The play takes us only to the day in July of 1977 when Mostel is giving his final interview before leaving for the pre-Broadway tryout of The Merchant in Philadelphia, and doesn’t go into what followed, that Mostel only played one performance as Shylock before his unexpected death at the age of 62.

In his lifetime, Mostel won Tonys for his performances in Fiddler on the Roof, A Funny Thing Happened on the Way to the Forum and Rhinoceros.  His film credits include “The Front,” “Rhinoceros,” “The Hot Rock,” “The Great Bank Robbery,” “The Producers,” and “A Funny Thing Happened on the Way to the Forum.”

This extraordinary life is well captured by Brochu, with help from Josh Iacovelli’s nice set of the artist’s studio and Jason Arnold’s lighting, which shifts the time between Mostel’s present with the interviewer and his past.

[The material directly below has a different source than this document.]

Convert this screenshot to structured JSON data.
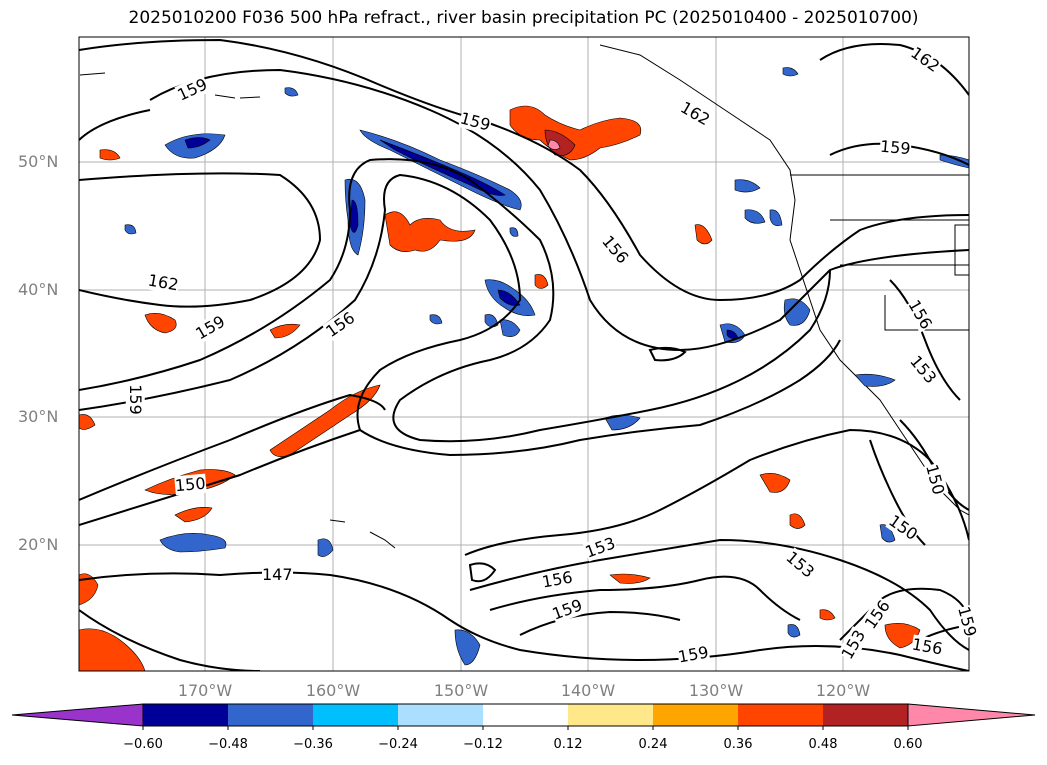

Zero Hour captivated me, who knew nothing of Mostel’s life, and it also charmed someone who did know him. I had been happy to see Frances Sternhagen, the esteemed actress and two-time Tony winner (and two-time Broadway Blessing participant), sitting behind me. We had a nice chat during intermission, but talked of other things rather than this play. As we were leaving, though, her companion said to her, “Was that the Zero you knew?” And she answered ardently, “Yes. Oh, yes, definitely.”

Zero Hour will continue at the Theatre at Saint Clement’s, 423 W. 46th St. (between Ninth & Tenth Ave.)  through Jan. 31.